The renovated church in the episode is built like a mall; several stores and merchandising is located inside, and Reverend Lovejoy plugs products and television programs during his sermons. The scene is used to satirize the so-called "megachurches" and the commercialization sometimes associated with these institutions. The episode also argues that, even if Christmas has lost most of its meaning, it is more important to "keep these thoughts to oneself in order to make the family happy." It also comments on what the writers believe to be the "all or nothing, we're right, you're all going to hell mentality" of some Christian movements. Even though "She of Little Faith" is a Christmas episode, the holiday is not mentioned until the episode's third act. Jean stated in the DVD audio commentary for the episode that the writers did not want to make a conventional Christmas episode, and instead wanted to "slide into" the subject.

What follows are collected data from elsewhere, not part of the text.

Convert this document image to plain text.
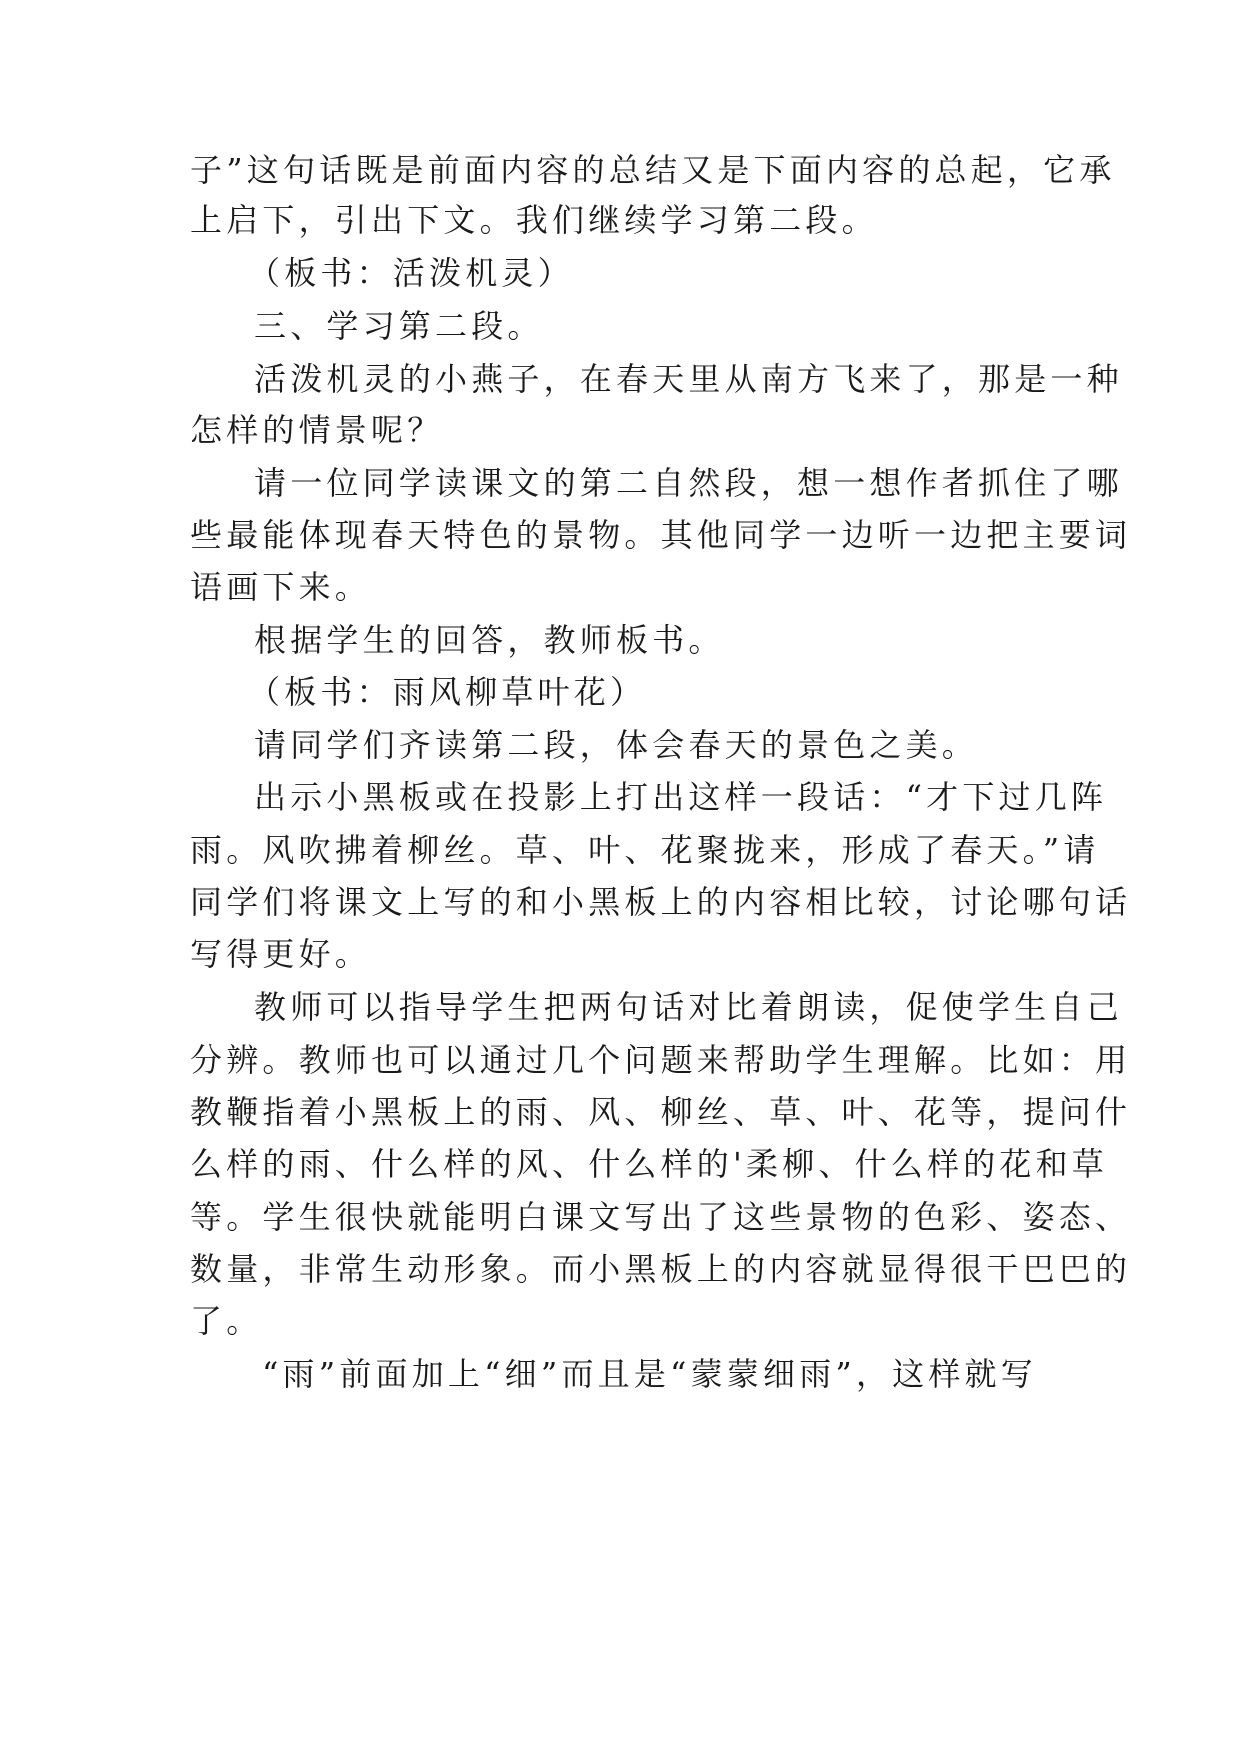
子”这句话既是前面内容的总结又是下面内容的总起，它承
上启下，引出下文。我们继续学习第二段。
（板书：活泼机灵）
三、学习第二段。
活泼机灵的小燕子，在春天里从南方飞来了，那是一种
怎样的情景呢？
请一位同学读课文的第二自然段，想一想作者抓住了哪
些最能体现春天特色的景物。其他同学一边听一边把主要词
语画下来。
根据学生的回答，教师板书。
（板书：雨风柳草叶花）
请同学们齐读第二段，体会春天的景色之美。
出示小黑板或在投影上打出这样一段话：“才下过几阵
雨。风吹拂着柳丝。草、叶、花聚拢来，形成了春天。”请
同学们将课文上写的和小黑板上的内容相比较，讨论哪句话
写得更好。
教师可以指导学生把两句话对比着朗读，促使学生自己
分辨。教师也可以通过几个问题来帮助学生理解。比如：用
教鞭指着小黑板上的雨、风、柳丝、草、叶、花等，提问什
么样的雨、什么样的风、什么样的'柔柳、什么样的花和草
等。学生很快就能明白课文写出了这些景物的色彩、姿态、
数量，非常生动形象。而小黑板上的内容就显得很干巴巴的
了。
“雨”前面加上“细”而且是“蒙蒙细雨”，这样就写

The episode features actor Richard Gere as himself. Gere agreed to guest star under three conditions, the first being that Buddhism should be portrayed accurately, the second, that Lisa remain a Buddhist for the rest of the series, and his third and strongest request being that Lisa should say "Free Tibet" in the episode. Jean agreed, but Gere ended up with the line. However, Lisa did yell out "Free Tibet" in an episode in the following season. Gere's lines were recorded in New York City by Jean who, in the DVD audio commentary for the episode, stated that Gere was "great" and that he "didn't mind being made fun of" in the episode. He also mentioned that Gere was one of the only guest-stars they had that "looked handsome simpsonized."

==Release==
In 2002, "She of Little Faith" was nominated for the Primetime Emmy Award for Outstanding Animated Program (For Programming less than One Hour), but it ultimately lost to the Futurama episode "Roswell That Ends Well". Matt Groening, creator of both series, joked that the award "gave [him] a chance to be bitter either way". On August 24, 2010, the episode was released as part of The Simpsons: The Complete Thirteenth Season DVD and Blu-ray set.

Following its home video release, "She of Little Faith" received mostly positive reviews from critics.

Dominic von Reidermann of Suite101.com considered the episode to be a "comedy gem" and Casey Burchby of DVD Talk wrote that it "offers its fair share of laughs".

Stuart O' Conner of Screen Jabber was also favorable, calling it a "first-rate" episode.

Writing for Obsessed With Film, Adam Rayner derided Gere's performance as being "bland and dreary", however he went on to write that it couldn't ruin the episode, which he described as "great". He especially liked Flanders' line "My Satan sense is tingling."

Jennifer Malkowski, who gave the episode a B−, wrote that the episode's "highlight" was a scene in which "Milhouse mourns his 'beautiful eyebrows'" that were burned off by Bart and Homer's model rocket.

In 2007, Simon Crerar of The Times listed Gere's performance as one of the thirty-three funniest cameos in the history of the show.

Ron Martin of 411Mania, who consider episodes about Lisa to be "traditional channel changers", wrote that it "offers one of the worst ‘Lisa episodes’" of the series.

Colin Jacobsson of DVD Movie Guide criticized the episode for being "little more than a retread" of earlier episodes of the series. He argued that the episode borrows plot elements from both "Lisa the Vegetarian", "Lisa's Pony" and "Grift of the Magi", and went on to write that the episode is "a pretty unoriginal piece of work". He concluded his review by writing that the episode "fails to deliver more than a chuckle or two".

==Cultural references==
The episode title is a reference to the common phrase "O ye of little faith".